More recently, studies have shown Carvedilol, a nonselective beta blocker with intrinsic α1-adrenergic activity, to produce a greater decrease in portal pressure compared to propranolol [13]. Two trials also compared Carvedilol to EVL, finding either a greater [14] or equivocal [15] efficacy of carvedilol. Reiberger et al. demonstrated that 56% patients who failed to achieve an adequate reduction in HVPG with propranolol achieved a response with Carvedilol, with remaining patients undergoing EVL. Patients receiving Carvedilol were found to have a significant reduction in bleeding rate, hepatic decompensation and death compared to patients receiving EVL [16]. Thus, Carvedilol (6.25 mg increasing to 12.5 mg oral daily) should be considered a first-line agent in the primary prophylaxis of AVB. Doses higher than 12.5 mg should not be given as these result in a further decrease in blood pressure without additional reduction in HVPG.

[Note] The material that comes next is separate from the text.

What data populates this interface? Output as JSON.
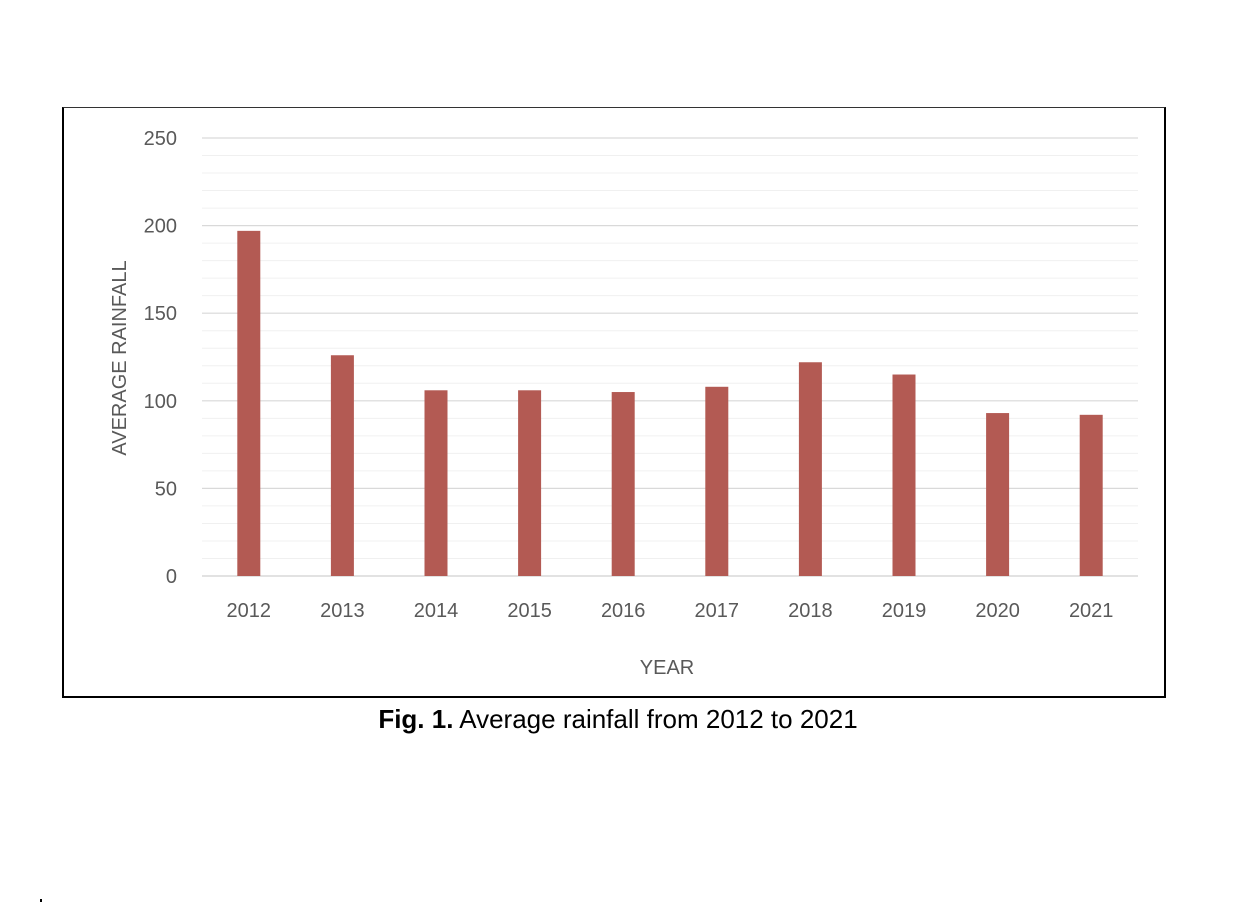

Once treatment with NSBBs is initiated it is generally continued lifelong as bleeding risk returns to baseline if the treatment is ceased. Beta blockers may also decrease the risk developing of ascites, spontaneous bacterial peritonitis and portal hypertensive gastropathy bleeding [9]. Around 15% of patients may have contraindications to NSBBs (such as reactive airway disease, congestive heart failure, bradycardia or heart block) and a further 15% require dose reduction or discontinuation due to common side-effects (fatigue, weakness, shortness of breath) [6]; in these cases patients can be switched to Carvedilol or EVL can be instituted.

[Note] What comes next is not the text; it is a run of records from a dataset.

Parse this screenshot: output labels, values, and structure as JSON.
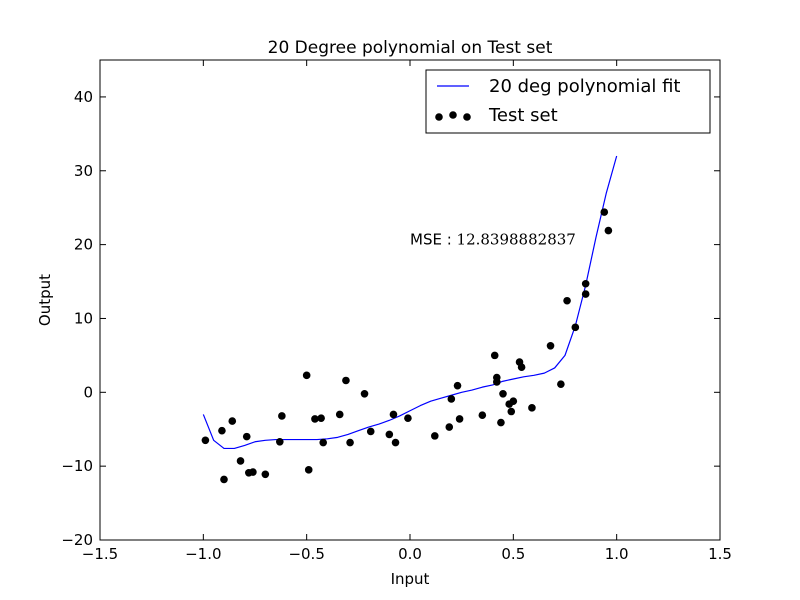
{
  "chart_data": {
    "type": "scatter",
    "title": "20 Degree polynomial on Test set",
    "xlabel": "Input",
    "ylabel": "Output",
    "xlim": [
      -1.5,
      1.5
    ],
    "ylim": [
      -20,
      45
    ],
    "xticks": [
      -1.5,
      -1.0,
      -0.5,
      0.0,
      0.5,
      1.0,
      1.5
    ],
    "xtick_labels": [
      "−1.5",
      "−1.0",
      "−0.5",
      "0.0",
      "0.5",
      "1.0",
      "1.5"
    ],
    "yticks": [
      -20,
      -10,
      0,
      10,
      20,
      30,
      40
    ],
    "ytick_labels": [
      "−20",
      "−10",
      "0",
      "10",
      "20",
      "30",
      "40"
    ],
    "grid": false,
    "legend_position": "top-right",
    "annotation": {
      "label": "MSE : ",
      "value": "12.8398882837",
      "x": 0.0,
      "y": 20.0
    },
    "series": [
      {
        "name": "20 deg polynomial fit",
        "kind": "line",
        "color": "#0000ff",
        "x": [
          -1.0,
          -0.95,
          -0.9,
          -0.85,
          -0.8,
          -0.75,
          -0.7,
          -0.65,
          -0.6,
          -0.55,
          -0.5,
          -0.45,
          -0.4,
          -0.35,
          -0.3,
          -0.25,
          -0.2,
          -0.15,
          -0.1,
          -0.05,
          0.0,
          0.05,
          0.1,
          0.15,
          0.2,
          0.25,
          0.3,
          0.35,
          0.4,
          0.45,
          0.5,
          0.55,
          0.6,
          0.65,
          0.7,
          0.75,
          0.8,
          0.85,
          0.9,
          0.95,
          1.0
        ],
        "y": [
          -3.0,
          -6.5,
          -7.6,
          -7.6,
          -7.2,
          -6.7,
          -6.5,
          -6.4,
          -6.4,
          -6.4,
          -6.4,
          -6.4,
          -6.3,
          -6.1,
          -5.7,
          -5.2,
          -4.7,
          -4.3,
          -3.8,
          -3.2,
          -2.5,
          -1.8,
          -1.2,
          -0.8,
          -0.4,
          0.0,
          0.3,
          0.7,
          1.0,
          1.5,
          1.8,
          2.1,
          2.3,
          2.6,
          3.3,
          5.0,
          9.0,
          14.5,
          21.0,
          27.0,
          32.0
        ]
      },
      {
        "name": "Test set",
        "kind": "scatter",
        "color": "#000000",
        "x": [
          -0.99,
          -0.91,
          -0.9,
          -0.86,
          -0.82,
          -0.79,
          -0.78,
          -0.76,
          -0.7,
          -0.63,
          -0.62,
          -0.5,
          -0.49,
          -0.46,
          -0.43,
          -0.42,
          -0.34,
          -0.31,
          -0.29,
          -0.22,
          -0.19,
          -0.1,
          -0.08,
          -0.07,
          -0.01,
          0.12,
          0.19,
          0.2,
          0.23,
          0.24,
          0.35,
          0.41,
          0.42,
          0.42,
          0.44,
          0.45,
          0.48,
          0.49,
          0.5,
          0.53,
          0.54,
          0.59,
          0.68,
          0.73,
          0.76,
          0.8,
          0.85,
          0.85,
          0.94,
          0.96
        ],
        "y": [
          -6.5,
          -5.2,
          -11.8,
          -3.9,
          -9.3,
          -6.0,
          -10.9,
          -10.8,
          -11.1,
          -6.7,
          -3.2,
          2.3,
          -10.5,
          -3.6,
          -3.5,
          -6.8,
          -3.0,
          1.6,
          -6.8,
          -0.2,
          -5.3,
          -5.7,
          -3.0,
          -6.8,
          -3.5,
          -5.9,
          -4.7,
          -0.9,
          0.9,
          -3.6,
          -3.1,
          5.0,
          2.0,
          1.4,
          -4.1,
          -0.2,
          -1.6,
          -2.6,
          -1.2,
          4.1,
          3.4,
          -2.1,
          6.3,
          1.1,
          12.4,
          8.8,
          13.3,
          14.7,
          24.4,
          21.9
        ]
      }
    ]
  }
}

Prophylaxis with endoscopic variceal ligation (EVL)

EVL is the preferred method for endoscopic prevention of AVB and involves serial episodes of variceal banding until esophageal varices are eradicated; this typically takes 4–6 procedures. A meta-analysis of 8 RCTs comparing EVL to no treatment demonstrated that EVL was superior in reducing both the risk of first AVB and mortality [17]. Multiple studies have also compared the efficacy of EVL to NSBB. A Cochrane review of 19 RCTs published in 2012 demonstrated that EVL was associated with significantly lower rates of both upper gastrointestinal bleeding (14 vs. 20%) and AVB (13 vs. 19%), although the beneficial effect of EVL was not confirmed in a sub-group analysis of trials with adequate randomisation or fully published studies. In addition, no difference in mortality was noted between the EVL and NSBB groups [18].

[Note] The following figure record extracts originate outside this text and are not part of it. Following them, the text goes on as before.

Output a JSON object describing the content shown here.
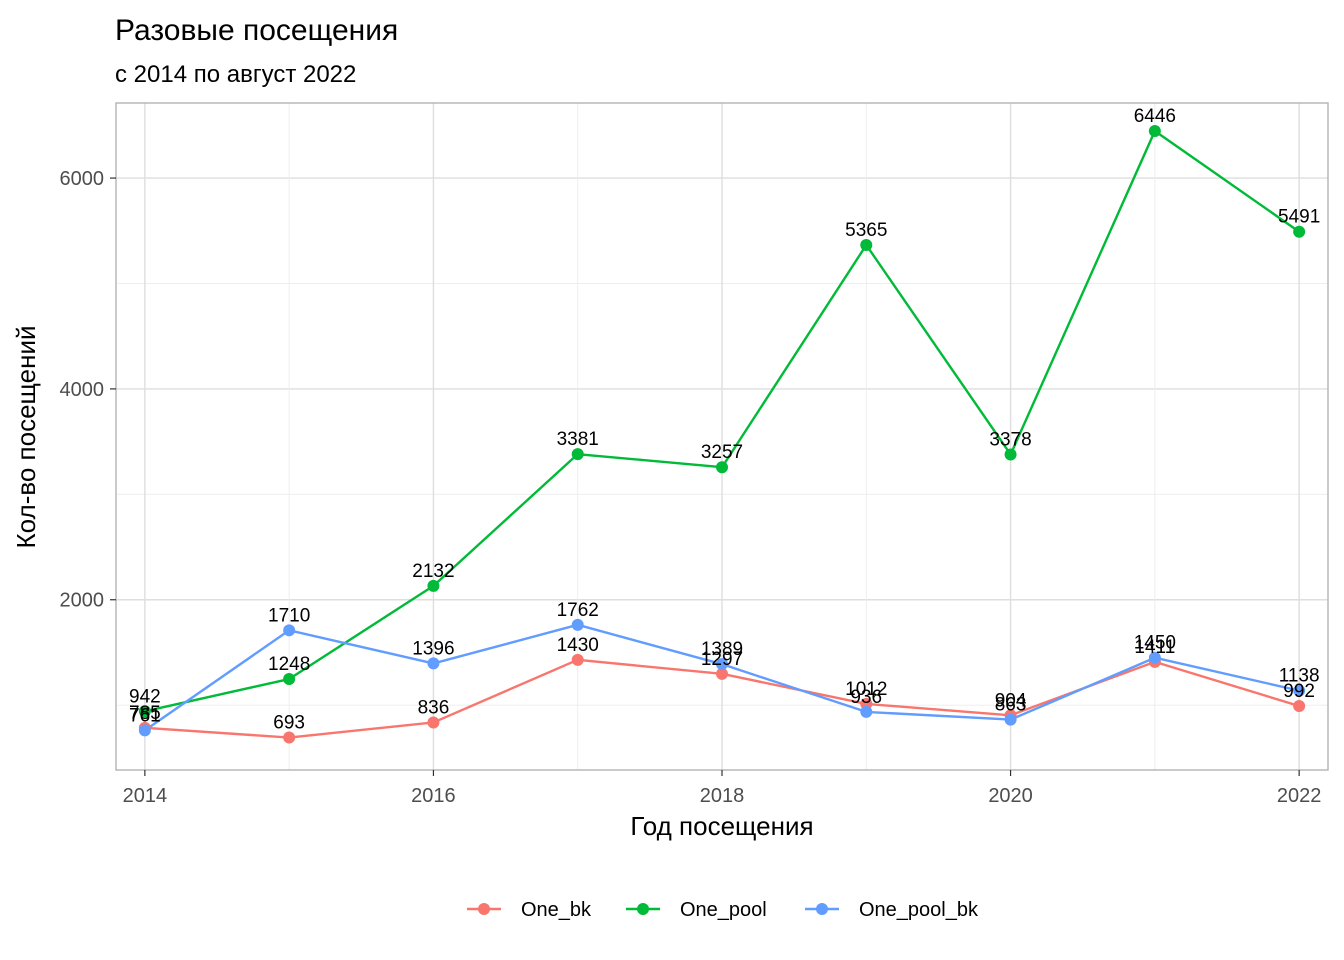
{
  "chart_data": {
    "type": "line",
    "title": "Разовые посещения",
    "subtitle": "с 2014 по август 2022",
    "xlabel": "Год посещения",
    "ylabel": "Кол-во посещений",
    "x": [
      2014,
      2015,
      2016,
      2017,
      2018,
      2019,
      2020,
      2021,
      2022
    ],
    "xticks": [
      "2014",
      "2016",
      "2018",
      "2020",
      "2022"
    ],
    "yticks": [
      "2000",
      "4000",
      "6000"
    ],
    "xlim": [
      2013.8,
      2022.2
    ],
    "ylim": [
      385,
      6712
    ],
    "grid": true,
    "legend_position": "bottom",
    "series": [
      {
        "name": "One_bk",
        "color": "#F8766D",
        "values": [
          785,
          693,
          836,
          1430,
          1297,
          1012,
          904,
          1411,
          992
        ]
      },
      {
        "name": "One_pool",
        "color": "#00BA38",
        "values": [
          942,
          1248,
          2132,
          3381,
          3257,
          5365,
          3378,
          6446,
          5491
        ]
      },
      {
        "name": "One_pool_bk",
        "color": "#619CFF",
        "values": [
          761,
          1710,
          1396,
          1762,
          1389,
          936,
          863,
          1450,
          1138
        ]
      }
    ]
  }
}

Advantages of EVL include: the potential ability to treat varices in the same session as screening endoscopy; avoiding the need to take medications up to twice daily, and; few contraindications to the procedure. Disadvantages include: the need for operator experience in EVL; procedure-related complications (sedation risks, post-procedural pain and/or dysphagia, esophageal ulcers, strictures and bleeding); the high costs associated with multiple procedures, and; significant time commitments from patients [6]. Although rare, there is a potential risk of serious adverse outcomes from EVL, including deaths from bleeding ulcers secondary to EVL [12].

Primary prophylaxis using combination NSBB and EVL is not recommended. Sarin et al. investigated the addition of propranolol to EVL and found no decrease in the probability of first bleeding or death but an increased rate of side-effects [19].

Conclusion

All patients with cirrhosis should be screened for the presence of varices, and primary prophylaxis commenced in those with medium or large varices, high-risk stigmata or advanced liver disease. Current guidelines recommend that NSBBs and EVL have equivalent efficacy in preventing AVB. Generally, NSBBs are considered first-line, with EVL reserved for patients who are intolerant and patients with large varices. The choice of treatment should be based on individual patient characteristics, local resources and expertise and patient preference.